Comparison: Animal, Plant, and Bacterial Cells
Part of Cell Organelles · GCSE GCSE Biology revision
This comparison covers Comparison: Animal, Plant, and Bacterial Cells within Cell Organelles for GCSE Biology. Revise Cell Organelles in Cell Biology for GCSE Biology with 12 exam-style questions and 15 flashcards. This is a high-frequency topic, so it is worth revising until the explanation feels precise and repeatable. It is section 6 of 13 in this topic. Use this comparison to connect the idea to the wider topic before moving on to questions and flashcards.
Topic position
Section 6 of 13
Practice
12 questions
Recall
15 flashcards
⚖️ Comparison: Animal, Plant, and Bacterial Cells
| Organelle / Feature | Animal Cell | Plant Cell | Bacterial Cell (Prokaryote) |
|---|---|---|---|
| Cell membrane | Yes | Yes | Yes |
| Cell wall | No | Yes (cellulose) | Yes (peptidoglycan) |
| True nucleus | Yes | Yes | No (DNA free in cytoplasm) |
| Mitochondria | Yes | Yes | No |
| Ribosomes | Yes (80S) | Yes (80S) | Yes (70S — smaller) |
| Chloroplasts | No | Yes (in some cells) | No |
| Permanent vacuole | No (small temporary vacuoles) | Yes (large, central) | No |
| Rough ER / Golgi | Yes | Yes | No |
| Plasmids | No | No | Often yes |
Quick Check: A student says: "Ribosomes are only found in eukaryotic cells." Is this correct? Explain your answer.

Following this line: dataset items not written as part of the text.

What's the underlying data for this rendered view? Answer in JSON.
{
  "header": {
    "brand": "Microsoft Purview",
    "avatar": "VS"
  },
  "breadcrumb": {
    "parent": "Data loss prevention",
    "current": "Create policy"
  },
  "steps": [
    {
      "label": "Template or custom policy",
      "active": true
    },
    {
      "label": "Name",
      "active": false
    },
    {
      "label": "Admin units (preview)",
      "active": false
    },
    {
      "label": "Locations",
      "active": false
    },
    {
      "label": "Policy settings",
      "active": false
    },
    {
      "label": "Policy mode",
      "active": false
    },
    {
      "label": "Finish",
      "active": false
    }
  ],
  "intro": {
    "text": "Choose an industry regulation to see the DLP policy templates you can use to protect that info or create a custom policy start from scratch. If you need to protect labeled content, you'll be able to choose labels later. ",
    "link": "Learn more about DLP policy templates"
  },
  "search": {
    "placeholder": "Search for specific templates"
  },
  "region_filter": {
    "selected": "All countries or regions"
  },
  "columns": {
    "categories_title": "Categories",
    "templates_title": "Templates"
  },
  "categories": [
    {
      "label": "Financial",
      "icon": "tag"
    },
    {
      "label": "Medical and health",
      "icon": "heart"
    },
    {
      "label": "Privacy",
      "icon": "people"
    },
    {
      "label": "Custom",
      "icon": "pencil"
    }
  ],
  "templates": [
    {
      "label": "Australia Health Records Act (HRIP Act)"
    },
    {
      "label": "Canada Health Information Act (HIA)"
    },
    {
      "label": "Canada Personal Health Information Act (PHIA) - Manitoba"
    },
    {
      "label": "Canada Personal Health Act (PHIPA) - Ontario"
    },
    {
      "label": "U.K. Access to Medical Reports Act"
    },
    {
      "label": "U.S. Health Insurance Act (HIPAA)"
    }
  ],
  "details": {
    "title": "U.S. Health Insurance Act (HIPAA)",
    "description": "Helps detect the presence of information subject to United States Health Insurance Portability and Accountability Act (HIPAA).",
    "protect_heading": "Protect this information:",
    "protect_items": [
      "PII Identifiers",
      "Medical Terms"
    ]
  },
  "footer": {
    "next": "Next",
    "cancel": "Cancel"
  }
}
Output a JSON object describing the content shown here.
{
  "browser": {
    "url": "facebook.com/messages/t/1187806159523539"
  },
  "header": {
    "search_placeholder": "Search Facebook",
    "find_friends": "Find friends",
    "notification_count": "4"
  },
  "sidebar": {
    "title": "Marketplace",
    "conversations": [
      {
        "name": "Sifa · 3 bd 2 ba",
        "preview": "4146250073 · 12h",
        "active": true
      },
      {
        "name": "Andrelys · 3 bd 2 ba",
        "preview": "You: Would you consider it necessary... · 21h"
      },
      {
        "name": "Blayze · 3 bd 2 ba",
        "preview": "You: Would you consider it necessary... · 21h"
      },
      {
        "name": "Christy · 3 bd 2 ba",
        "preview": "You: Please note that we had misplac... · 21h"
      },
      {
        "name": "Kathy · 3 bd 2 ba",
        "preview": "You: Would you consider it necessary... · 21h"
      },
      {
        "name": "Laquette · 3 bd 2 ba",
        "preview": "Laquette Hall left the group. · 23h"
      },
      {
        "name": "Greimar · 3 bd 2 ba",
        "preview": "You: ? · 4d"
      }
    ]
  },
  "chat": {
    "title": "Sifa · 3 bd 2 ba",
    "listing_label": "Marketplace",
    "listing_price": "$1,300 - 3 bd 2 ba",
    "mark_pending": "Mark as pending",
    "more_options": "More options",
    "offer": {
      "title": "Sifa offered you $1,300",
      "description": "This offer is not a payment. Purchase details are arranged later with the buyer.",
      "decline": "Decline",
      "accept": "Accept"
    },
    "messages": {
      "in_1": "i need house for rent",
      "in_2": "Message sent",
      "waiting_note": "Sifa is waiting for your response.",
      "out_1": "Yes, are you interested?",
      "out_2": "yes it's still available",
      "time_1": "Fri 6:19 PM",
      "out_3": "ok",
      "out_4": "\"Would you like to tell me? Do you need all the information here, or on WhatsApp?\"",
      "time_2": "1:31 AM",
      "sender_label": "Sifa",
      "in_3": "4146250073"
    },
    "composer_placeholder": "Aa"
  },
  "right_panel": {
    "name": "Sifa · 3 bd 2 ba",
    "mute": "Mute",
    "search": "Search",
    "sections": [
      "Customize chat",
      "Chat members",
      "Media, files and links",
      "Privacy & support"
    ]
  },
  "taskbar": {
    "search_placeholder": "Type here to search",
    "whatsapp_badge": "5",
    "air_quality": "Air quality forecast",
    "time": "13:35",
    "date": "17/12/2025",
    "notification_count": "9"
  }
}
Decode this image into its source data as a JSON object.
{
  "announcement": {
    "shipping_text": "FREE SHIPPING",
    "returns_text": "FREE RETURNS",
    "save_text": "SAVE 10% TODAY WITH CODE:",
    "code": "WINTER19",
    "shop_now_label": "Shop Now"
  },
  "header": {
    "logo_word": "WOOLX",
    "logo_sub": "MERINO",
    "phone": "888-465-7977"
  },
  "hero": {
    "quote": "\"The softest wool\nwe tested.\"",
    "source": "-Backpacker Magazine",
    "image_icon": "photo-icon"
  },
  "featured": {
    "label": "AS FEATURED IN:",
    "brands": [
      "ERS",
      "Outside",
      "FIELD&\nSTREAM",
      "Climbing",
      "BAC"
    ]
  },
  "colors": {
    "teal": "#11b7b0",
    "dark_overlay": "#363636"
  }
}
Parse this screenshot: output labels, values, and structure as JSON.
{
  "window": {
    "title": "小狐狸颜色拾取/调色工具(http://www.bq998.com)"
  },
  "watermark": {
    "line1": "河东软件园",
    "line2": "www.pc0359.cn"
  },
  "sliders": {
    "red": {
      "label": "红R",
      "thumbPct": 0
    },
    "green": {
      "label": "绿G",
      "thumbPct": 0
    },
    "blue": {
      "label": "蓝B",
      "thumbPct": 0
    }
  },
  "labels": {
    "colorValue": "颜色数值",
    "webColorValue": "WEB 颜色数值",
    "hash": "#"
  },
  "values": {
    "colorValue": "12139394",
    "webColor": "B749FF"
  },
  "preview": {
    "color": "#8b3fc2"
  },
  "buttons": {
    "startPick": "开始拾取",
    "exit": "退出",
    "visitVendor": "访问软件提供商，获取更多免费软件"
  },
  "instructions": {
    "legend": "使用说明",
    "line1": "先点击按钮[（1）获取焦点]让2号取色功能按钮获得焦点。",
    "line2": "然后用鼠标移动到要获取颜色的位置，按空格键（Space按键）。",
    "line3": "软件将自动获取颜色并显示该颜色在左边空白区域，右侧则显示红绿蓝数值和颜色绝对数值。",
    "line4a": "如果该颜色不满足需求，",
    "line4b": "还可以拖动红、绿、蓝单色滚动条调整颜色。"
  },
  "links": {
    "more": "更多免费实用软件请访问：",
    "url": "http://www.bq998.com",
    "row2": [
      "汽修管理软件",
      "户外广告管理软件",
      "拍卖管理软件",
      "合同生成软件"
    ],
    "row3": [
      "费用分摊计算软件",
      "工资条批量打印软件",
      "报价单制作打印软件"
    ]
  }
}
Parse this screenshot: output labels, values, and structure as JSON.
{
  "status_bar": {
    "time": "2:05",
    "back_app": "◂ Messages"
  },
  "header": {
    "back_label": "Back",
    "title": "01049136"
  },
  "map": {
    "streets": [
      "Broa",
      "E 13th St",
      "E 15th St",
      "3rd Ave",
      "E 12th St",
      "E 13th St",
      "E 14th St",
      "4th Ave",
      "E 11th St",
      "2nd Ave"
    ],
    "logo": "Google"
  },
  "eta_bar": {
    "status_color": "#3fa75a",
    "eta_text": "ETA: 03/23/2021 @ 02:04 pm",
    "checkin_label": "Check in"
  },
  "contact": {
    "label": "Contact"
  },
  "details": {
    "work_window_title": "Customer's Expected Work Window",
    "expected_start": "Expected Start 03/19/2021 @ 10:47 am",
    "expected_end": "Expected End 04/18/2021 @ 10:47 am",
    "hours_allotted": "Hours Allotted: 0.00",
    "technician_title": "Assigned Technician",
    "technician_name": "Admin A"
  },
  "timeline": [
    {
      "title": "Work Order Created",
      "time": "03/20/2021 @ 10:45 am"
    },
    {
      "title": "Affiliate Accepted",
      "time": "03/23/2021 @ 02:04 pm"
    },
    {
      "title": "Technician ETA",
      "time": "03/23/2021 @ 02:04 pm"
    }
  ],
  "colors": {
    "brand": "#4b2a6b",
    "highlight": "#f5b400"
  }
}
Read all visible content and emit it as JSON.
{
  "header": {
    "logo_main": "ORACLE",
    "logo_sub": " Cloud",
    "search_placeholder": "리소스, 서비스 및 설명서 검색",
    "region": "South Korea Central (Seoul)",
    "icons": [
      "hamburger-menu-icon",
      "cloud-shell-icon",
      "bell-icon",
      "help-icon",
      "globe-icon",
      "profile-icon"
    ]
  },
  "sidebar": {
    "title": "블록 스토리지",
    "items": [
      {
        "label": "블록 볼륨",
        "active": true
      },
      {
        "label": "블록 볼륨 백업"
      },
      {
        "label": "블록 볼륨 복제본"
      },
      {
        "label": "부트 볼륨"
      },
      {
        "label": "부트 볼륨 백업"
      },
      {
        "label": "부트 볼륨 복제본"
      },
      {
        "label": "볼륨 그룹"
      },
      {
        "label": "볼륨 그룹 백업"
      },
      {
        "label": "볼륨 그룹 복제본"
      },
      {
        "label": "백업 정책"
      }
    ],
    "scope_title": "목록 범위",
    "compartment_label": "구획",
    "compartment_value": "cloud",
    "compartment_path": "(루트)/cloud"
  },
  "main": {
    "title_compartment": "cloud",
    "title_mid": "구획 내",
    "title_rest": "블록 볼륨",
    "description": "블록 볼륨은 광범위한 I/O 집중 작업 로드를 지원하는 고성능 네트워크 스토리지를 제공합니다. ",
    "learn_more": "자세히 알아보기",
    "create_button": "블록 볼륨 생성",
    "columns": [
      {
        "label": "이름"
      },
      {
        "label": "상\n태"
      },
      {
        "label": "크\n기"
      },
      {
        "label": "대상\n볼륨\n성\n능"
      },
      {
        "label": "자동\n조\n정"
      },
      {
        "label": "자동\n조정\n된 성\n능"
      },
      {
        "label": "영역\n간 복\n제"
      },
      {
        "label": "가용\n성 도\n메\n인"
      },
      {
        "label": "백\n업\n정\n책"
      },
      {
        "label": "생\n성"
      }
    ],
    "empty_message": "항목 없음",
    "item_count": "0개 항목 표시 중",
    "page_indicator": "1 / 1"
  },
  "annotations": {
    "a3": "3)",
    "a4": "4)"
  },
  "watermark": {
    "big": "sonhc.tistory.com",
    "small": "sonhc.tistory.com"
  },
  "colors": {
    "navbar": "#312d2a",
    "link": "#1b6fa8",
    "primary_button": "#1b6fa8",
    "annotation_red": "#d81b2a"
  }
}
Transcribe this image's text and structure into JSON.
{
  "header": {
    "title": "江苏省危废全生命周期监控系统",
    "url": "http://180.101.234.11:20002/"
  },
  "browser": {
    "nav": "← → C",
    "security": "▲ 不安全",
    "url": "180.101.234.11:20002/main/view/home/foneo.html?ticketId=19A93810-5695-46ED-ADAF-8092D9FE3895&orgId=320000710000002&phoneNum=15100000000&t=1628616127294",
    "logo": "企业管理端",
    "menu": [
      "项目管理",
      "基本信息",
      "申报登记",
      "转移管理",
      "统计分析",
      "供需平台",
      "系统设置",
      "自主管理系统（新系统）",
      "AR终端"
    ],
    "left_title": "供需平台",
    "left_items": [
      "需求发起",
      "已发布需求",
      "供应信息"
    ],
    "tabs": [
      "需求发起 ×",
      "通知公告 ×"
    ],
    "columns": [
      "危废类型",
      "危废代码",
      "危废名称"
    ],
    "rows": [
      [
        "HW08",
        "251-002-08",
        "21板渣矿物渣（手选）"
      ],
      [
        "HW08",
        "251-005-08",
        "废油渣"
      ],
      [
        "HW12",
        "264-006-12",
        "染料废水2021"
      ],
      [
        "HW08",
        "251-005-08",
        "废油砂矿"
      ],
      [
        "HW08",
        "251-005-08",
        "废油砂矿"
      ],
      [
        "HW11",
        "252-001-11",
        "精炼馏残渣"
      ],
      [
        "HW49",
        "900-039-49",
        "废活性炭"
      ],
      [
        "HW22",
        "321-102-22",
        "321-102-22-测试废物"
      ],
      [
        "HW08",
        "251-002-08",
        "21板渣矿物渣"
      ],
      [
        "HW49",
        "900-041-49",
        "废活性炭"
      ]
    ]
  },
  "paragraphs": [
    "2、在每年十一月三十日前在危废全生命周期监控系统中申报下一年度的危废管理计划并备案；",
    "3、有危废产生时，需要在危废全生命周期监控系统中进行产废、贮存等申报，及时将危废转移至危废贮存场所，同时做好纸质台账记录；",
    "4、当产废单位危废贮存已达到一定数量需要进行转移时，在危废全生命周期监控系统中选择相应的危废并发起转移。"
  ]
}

No, this is incorrect. Ribosomes are found in ALL living cells, including prokaryotic (bacterial) cells. They are the site of protein synthesis. Bacterial ribosomes are slightly smaller (70S) than eukaryotic ribosomes (80S), but the function is the same. This difference in size is actually exploited by antibiotics — some antibiotics target bacterial 70S ribosomes without affecting human 80S ribosomes.